上面寫著:定北侯是殺我的兇手,他逼我做偽證,讓我詆毀師父。
真是為難那人了,提前將國師的徒弟殺死,還留下這麼一個毫無用處的「證據」。
他嗤笑一聲,接著血書在他手裡瞬間變成了粉末。
眾人見狀皆是一驚,這厲胤的武功竟也這般厲害,怕是就連少年將軍九王爺都不是他的對手吧!
朝堂上的這些人對厲胤的膽怯又深了一分,這人可不是好惹的。
「你為何發笑?!」景陵只覺得厲胤掛在嘴角的笑尤其地刺眼,讓他心裡升騰起一股無名之火。
厲胤回應他一個眼神,裡面包含的意思就是:笑你愚蠢。
自然,愚蠢的景陵是看不懂他的眼神的。
「相信臣殺人的手法皇上也清楚,定然不會留下一個活口的,以臣的武功,怎麼可能給他寫血書的機會。

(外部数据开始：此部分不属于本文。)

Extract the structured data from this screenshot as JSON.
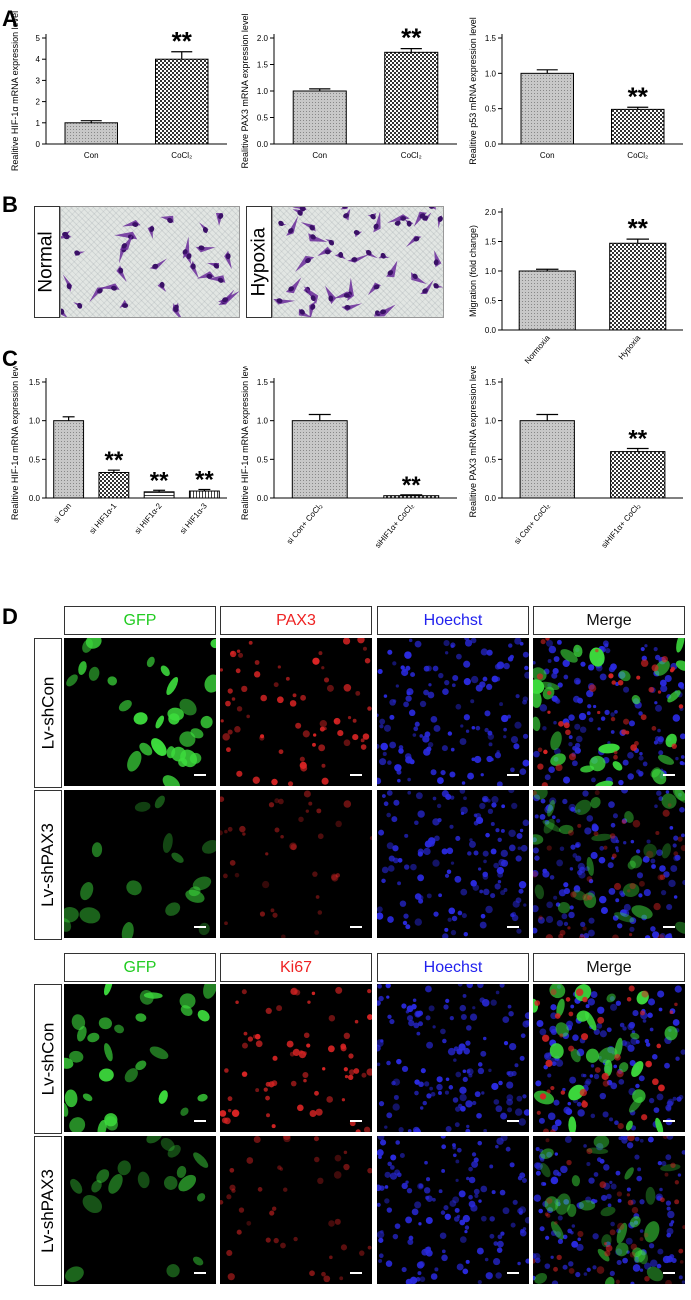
{
  "panels": {
    "a": "A",
    "b": "B",
    "c": "C",
    "d": "D"
  },
  "significance": "**",
  "charts_a": [
    {
      "ylabel": "Realitive HIF-1α  mRNA expression level",
      "ylim": [
        0,
        5
      ],
      "ticks": [
        "0",
        "1",
        "2",
        "3",
        "4",
        "5"
      ],
      "categories": [
        "Con",
        "CoCl₂"
      ],
      "values": [
        1.0,
        4.0
      ],
      "errors": [
        0.1,
        0.35
      ],
      "sig": [
        false,
        true
      ]
    },
    {
      "ylabel": "Realitive PAX3 mRNA expression level",
      "ylim": [
        0,
        2.0
      ],
      "ticks": [
        "0.0",
        "0.5",
        "1.0",
        "1.5",
        "2.0"
      ],
      "categories": [
        "Con",
        "CoCl₂"
      ],
      "values": [
        1.0,
        1.73
      ],
      "errors": [
        0.04,
        0.07
      ],
      "sig": [
        false,
        true
      ]
    },
    {
      "ylabel": "Realitive p53 mRNA expression level",
      "ylim": [
        0,
        1.5
      ],
      "ticks": [
        "0.0",
        "0.5",
        "1.0",
        "1.5"
      ],
      "categories": [
        "Con",
        "CoCl₂"
      ],
      "values": [
        1.0,
        0.49
      ],
      "errors": [
        0.05,
        0.03
      ],
      "sig": [
        false,
        true
      ]
    }
  ],
  "micro_b": {
    "normal": "Normal",
    "hypoxia": "Hypoxia"
  },
  "chart_b": {
    "ylabel": "Migration (fold change)",
    "ylim": [
      0,
      2.0
    ],
    "ticks": [
      "0.0",
      "0.5",
      "1.0",
      "1.5",
      "2.0"
    ],
    "categories": [
      "Normoxia",
      "Hypoxia"
    ],
    "values": [
      1.0,
      1.47
    ],
    "errors": [
      0.03,
      0.07
    ],
    "sig": [
      false,
      true
    ]
  },
  "charts_c": [
    {
      "ylabel": "Realitive HIF-1α  mRNA expression level",
      "ylim": [
        0,
        1.5
      ],
      "ticks": [
        "0.0",
        "0.5",
        "1.0",
        "1.5"
      ],
      "categories": [
        "si Con",
        "si HIF1α-1",
        "si HIF1α-2",
        "si HIF1α-3"
      ],
      "values": [
        1.0,
        0.33,
        0.08,
        0.09
      ],
      "errors": [
        0.05,
        0.03,
        0.02,
        0.02
      ],
      "sig": [
        false,
        true,
        true,
        true
      ]
    },
    {
      "ylabel": "Realitive HIF-1α  mRNA expression level",
      "ylim": [
        0,
        1.5
      ],
      "ticks": [
        "0.0",
        "0.5",
        "1.0",
        "1.5"
      ],
      "categories": [
        "si Con+ CoCl₂",
        "siHIF1α+ CoCl₂"
      ],
      "values": [
        1.0,
        0.03
      ],
      "errors": [
        0.08,
        0.01
      ],
      "sig": [
        false,
        true
      ]
    },
    {
      "ylabel": "Realitive PAX3 mRNA expression level",
      "ylim": [
        0,
        1.5
      ],
      "ticks": [
        "0.0",
        "0.5",
        "1.0",
        "1.5"
      ],
      "categories": [
        "si Con+ CoCl₂",
        "siHIF1α+ CoCl₂"
      ],
      "values": [
        1.0,
        0.6
      ],
      "errors": [
        0.08,
        0.04
      ],
      "sig": [
        false,
        true
      ]
    }
  ],
  "panel_d": {
    "headers_top": [
      "GFP",
      "PAX3",
      "Hoechst",
      "Merge"
    ],
    "headers_bottom": [
      "GFP",
      "Ki67",
      "Hoechst",
      "Merge"
    ],
    "rows": [
      "Lv-shCon",
      "Lv-shPAX3"
    ],
    "header_colors": [
      "#22cc22",
      "#ee2222",
      "#2222ee",
      "#111111"
    ]
  }
}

這血書明擺著就是在離間皇上與臣之間的君臣關係,這等叵測用心,皇上聖明,定然能看得清楚。」
聞言,景陵眉頭蹙起,有些煩躁,他一個皇帝被人玩弄在股掌之間,隨人戲弄,當真讓他氣憤。
他自然是懂厲胤話里的意思,「如今國師的徒弟已死,怕是沒有辦法與定北侯當堂對證了,不知定北侯可還有別的證據?」
他說著便用龍椅上起身,朝厲胤和白長歌所在的位置走去,他每走一步,拇指上的玉扳指就熱一分。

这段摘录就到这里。